A famous variant was the Firefly, a Sherman equipped with a British high-velocity 17-pounder (76.2 mm) gun. The Firefly was a British project to enable Shermans to defeat the more heavily armoured German tanks encountered in Normandy. The 17-pounder was an effective anti-tank gun, but due to its length, weight and recoil, it required considerable reworking of the turret and modification of the 17-pounder to allow it to be installed. Most Firefly tanks were converted M4A4 Sherman tanks. With the 17-pounder, they were officially known as the Sherman Vc in Commonwealth service. The Firefly was available in sufficient numbers for D-Day on 6 June 1944. It proved to be crucial in helping to defeat heavy German armour encountered in Normandy and afterwards. (See D-Day and the Battle of Normandy; Canada on D-Day: Juno Beach.)

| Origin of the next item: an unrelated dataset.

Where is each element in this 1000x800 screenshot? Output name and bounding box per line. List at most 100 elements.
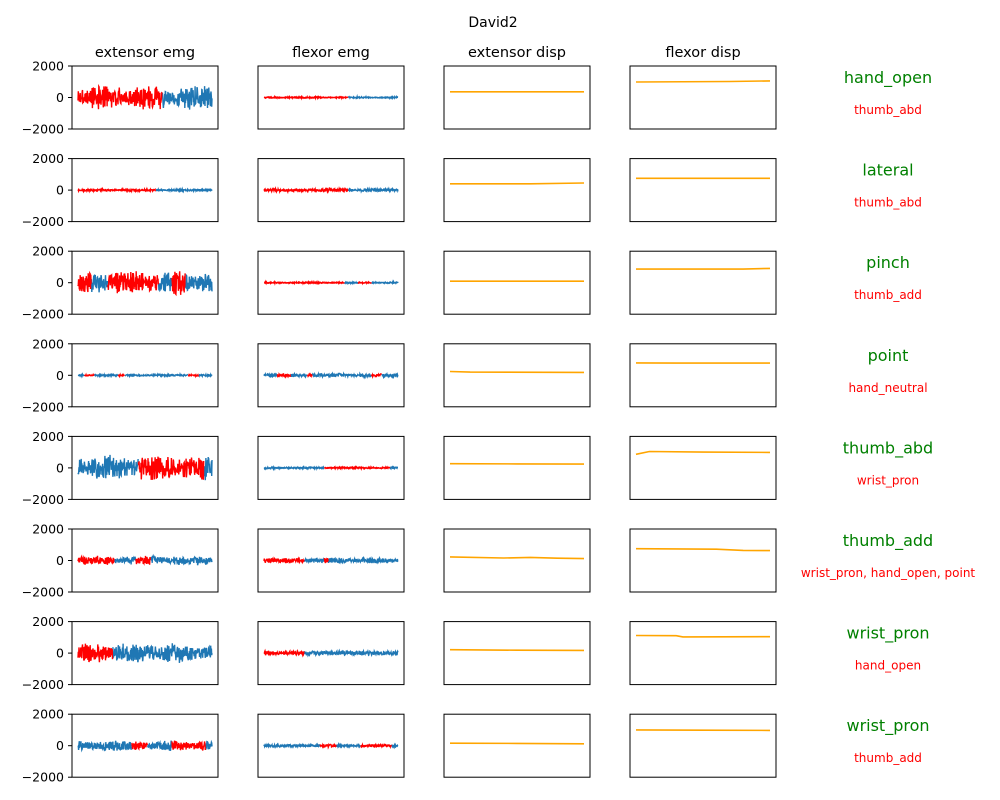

The Sherman Duplex Drive (DD) tank was a standard Sherman modified to “swim” by the addition of two propellors and a collapsible waterproof canvas flotation screen. As they approached the shore, tank crews lowered the screen. Canadian tank regiments were equipped with Sherman DDs for the Normandy landings.

Did you know?
Due to the demand for tanks after the fall of France, some Sherman tanks were built in Canada. The result was the Grizzly, an M4A1 Sherman tank with a few minor modifications. Only 188 Grizzly tanks were built, which were used as training vehicles. The Grizzly found greater success in two variants, however. They were converted into the Sexton Mk. II 25-pounder self-propelled gun and into Kangaroo armoured personnel carriers with their turrets removed.



Sherman in Canadian Service

During the Second World War, Canada fielded 12 armoured regiments and two armoured reconnaissance regiments for service in Europe. They were organized into two armoured divisions and two armoured brigades. Eventually, all 14 regiments were equipped with Sherman tanks. The M4A2 and M4A4 (Sherman III and V respectively in Commonwealth service) were the standard models. They fought in Italy and North–West Europe. (See Canada and the Italian Campaign; Liberation of the Netherlands; Battle of the Rhineland.)

Agira, Italy, 1943

At the end of the war, Canada left the bulk of its tanks and other vehicles in Europe to save the cost of shipping them home. In 1946, Canada purchased 294 M4A2(76)W HVSS Sherman tanks from the United States for training purposes at a cost of $1,460 each. The 76 meant the tank carried a 76 mm gun, the W referred to the fire-resistant wet-stowage ammunition containers, while the HVSS meant the tank was fitted with the new Horizontal Volute Spring Suspension to improve ride and mobility. These Shermans were used by the regular force until replaced by the Centurion beginning in 1952 and continued to be used by the militia (see Reserve Force of Canada) as a training vehicle until the 1970s.

Between 1951 and 1954, Canada provided an armoured squadron on a rotational basis as part of the 25th Canadian Infantry Brigade for the Korean War. Although the original intention was to use M10 tank destroyers, Canada switched to using regular tanks. The Americans loaned Canada 20 M4A3E8(W) HVSS Sherman tanks from existing stocks, which were taken over by each squadron on arrival in Korea. When the war ended, all 20 tanks were returned to the Americans.